Most cloud computing services fall into three broad categories: Infrastructure—as—a—Service (IaaS), Platform—as—a—Service (PaaS), and Software—as—a—Service (Saas). These are sometimes called the cloud computing stack, because they build on top of one another. Knowing what they are and how they’re different makes it easier to accomplish your business goals.
Infrastructure—as—a—Service (IaaS) — The most basic category of cloud computing services. With IaaS, you rent IT infrastructure—servers and virtual machines (VMs), storage, networks, operating systems — from a cloud provider on a pay—as—you—go basis.
Platform–as–a–Service (PaaS) — refers to cloud computing services that supply an on—demand environment for developing, testing, delivering, and managing software applications. PaaS is designed to make it easier for developers to quickly create web or mobile apps, without worrying about setting up or managing the underlying infrastructure of servers, storage, network, and databases needed for development.
Software—as—a—Service (SaaS) — is a method for delivering software applications over the Internet, on demand and typically on a subscription basis. With SaaS, cloud providers host and manage the software application and underlying infrastructure, and handle any maintenance, like software upgrades and security patching. Users connect to the application over the Internet, usually with a web browser on their phone, tablet, or PC.
Cloud has been the buzz word in IT for years now, but many organizations still do not fully understand how cloud should fit into their organization, where they are already utilizing the cloud, and what their next steps for cloud implementation should be. Cloud solutions for each organization are unique, therefore organizations need partners that work to create custom cloud solutions that allow them to achieve their business goals. Cloud computing offers many benefits including; easy to use cloud video conferencing so you can work and collaborate from any device in virtual meeting rooms.

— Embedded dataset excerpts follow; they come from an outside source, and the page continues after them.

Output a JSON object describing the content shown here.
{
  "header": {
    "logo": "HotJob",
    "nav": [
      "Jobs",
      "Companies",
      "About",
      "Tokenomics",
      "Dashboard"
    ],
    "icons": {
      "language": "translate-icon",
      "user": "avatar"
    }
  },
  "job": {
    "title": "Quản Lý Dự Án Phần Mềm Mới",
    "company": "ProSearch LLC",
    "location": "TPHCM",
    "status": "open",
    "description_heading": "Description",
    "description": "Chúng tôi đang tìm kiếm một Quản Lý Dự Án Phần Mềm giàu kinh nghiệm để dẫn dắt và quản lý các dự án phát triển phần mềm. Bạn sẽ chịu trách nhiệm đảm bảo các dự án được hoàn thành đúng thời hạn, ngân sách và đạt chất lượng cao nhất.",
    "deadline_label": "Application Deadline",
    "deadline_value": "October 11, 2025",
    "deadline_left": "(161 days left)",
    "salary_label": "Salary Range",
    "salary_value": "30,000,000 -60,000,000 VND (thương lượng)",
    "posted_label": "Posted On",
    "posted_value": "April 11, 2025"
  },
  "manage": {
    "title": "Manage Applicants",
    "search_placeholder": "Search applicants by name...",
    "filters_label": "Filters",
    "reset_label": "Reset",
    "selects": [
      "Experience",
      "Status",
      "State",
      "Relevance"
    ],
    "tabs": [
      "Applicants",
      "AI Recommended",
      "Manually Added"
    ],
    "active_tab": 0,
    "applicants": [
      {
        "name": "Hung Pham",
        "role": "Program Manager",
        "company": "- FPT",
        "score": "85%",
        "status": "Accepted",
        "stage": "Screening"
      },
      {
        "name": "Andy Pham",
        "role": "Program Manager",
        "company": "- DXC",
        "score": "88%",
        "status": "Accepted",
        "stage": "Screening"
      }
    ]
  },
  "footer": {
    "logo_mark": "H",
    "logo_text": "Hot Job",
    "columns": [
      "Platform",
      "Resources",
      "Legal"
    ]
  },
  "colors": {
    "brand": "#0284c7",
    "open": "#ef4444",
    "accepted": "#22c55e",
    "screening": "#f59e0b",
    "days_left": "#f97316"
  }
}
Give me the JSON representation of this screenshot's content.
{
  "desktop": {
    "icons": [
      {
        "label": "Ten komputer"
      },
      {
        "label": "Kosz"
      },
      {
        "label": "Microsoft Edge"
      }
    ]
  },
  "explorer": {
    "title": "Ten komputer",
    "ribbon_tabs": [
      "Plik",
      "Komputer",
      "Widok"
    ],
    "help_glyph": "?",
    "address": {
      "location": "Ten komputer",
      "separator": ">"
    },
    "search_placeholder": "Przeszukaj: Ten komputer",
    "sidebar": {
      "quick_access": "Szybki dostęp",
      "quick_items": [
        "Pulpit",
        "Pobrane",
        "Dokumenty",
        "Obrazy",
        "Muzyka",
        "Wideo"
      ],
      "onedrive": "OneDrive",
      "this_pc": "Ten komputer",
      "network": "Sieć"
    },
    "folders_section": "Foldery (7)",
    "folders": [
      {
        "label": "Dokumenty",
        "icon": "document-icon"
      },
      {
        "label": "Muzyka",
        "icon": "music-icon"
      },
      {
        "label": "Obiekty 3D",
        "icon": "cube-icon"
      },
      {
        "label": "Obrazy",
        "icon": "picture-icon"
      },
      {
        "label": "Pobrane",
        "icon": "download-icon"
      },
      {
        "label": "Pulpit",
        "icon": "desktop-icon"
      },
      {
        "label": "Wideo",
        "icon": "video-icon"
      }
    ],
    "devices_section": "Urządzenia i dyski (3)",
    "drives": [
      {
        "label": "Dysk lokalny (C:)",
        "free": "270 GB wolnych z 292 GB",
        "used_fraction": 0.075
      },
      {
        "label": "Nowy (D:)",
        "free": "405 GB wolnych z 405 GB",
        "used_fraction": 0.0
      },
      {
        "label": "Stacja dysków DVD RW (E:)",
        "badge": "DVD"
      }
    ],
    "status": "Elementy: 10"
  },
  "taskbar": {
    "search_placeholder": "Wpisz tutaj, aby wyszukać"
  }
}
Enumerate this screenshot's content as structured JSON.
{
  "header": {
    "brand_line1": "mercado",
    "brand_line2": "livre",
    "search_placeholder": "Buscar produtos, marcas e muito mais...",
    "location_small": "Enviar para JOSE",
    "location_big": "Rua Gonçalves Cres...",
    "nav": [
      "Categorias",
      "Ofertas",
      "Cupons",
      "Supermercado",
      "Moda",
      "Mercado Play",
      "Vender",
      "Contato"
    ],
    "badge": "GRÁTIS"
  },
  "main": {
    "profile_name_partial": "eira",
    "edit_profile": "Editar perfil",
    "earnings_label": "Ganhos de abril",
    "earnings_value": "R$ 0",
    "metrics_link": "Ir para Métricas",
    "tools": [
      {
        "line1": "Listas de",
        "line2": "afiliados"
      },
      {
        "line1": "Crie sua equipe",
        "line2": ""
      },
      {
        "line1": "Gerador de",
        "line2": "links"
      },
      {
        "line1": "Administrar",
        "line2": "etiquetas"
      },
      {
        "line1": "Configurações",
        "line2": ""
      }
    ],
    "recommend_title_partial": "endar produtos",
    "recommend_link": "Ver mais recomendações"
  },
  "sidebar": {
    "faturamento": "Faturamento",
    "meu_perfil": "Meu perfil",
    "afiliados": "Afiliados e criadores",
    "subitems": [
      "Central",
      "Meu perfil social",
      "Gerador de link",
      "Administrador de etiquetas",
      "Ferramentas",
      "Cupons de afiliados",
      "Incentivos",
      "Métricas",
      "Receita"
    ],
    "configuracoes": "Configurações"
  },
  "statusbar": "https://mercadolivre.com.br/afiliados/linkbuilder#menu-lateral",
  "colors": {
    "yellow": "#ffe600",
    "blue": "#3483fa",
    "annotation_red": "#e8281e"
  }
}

Organizations can get enterprise class cloud telephony that takes advantage of the expanded functionality and cost savings available by moving PBX services to the cloud. Also available are full featured, highly scalable cloud contact center that removes the complexity of on—premise solutions. With ultimate scalability, cloud resources are available on demand from the public clouds’ vast pools of resource so that the applications that run on them can respond seamlessly to fluctuations in activity. A public cloud is one based on the standard cloud computing model, in which a service provider makes resources, such as applications and storage, available over the Internet.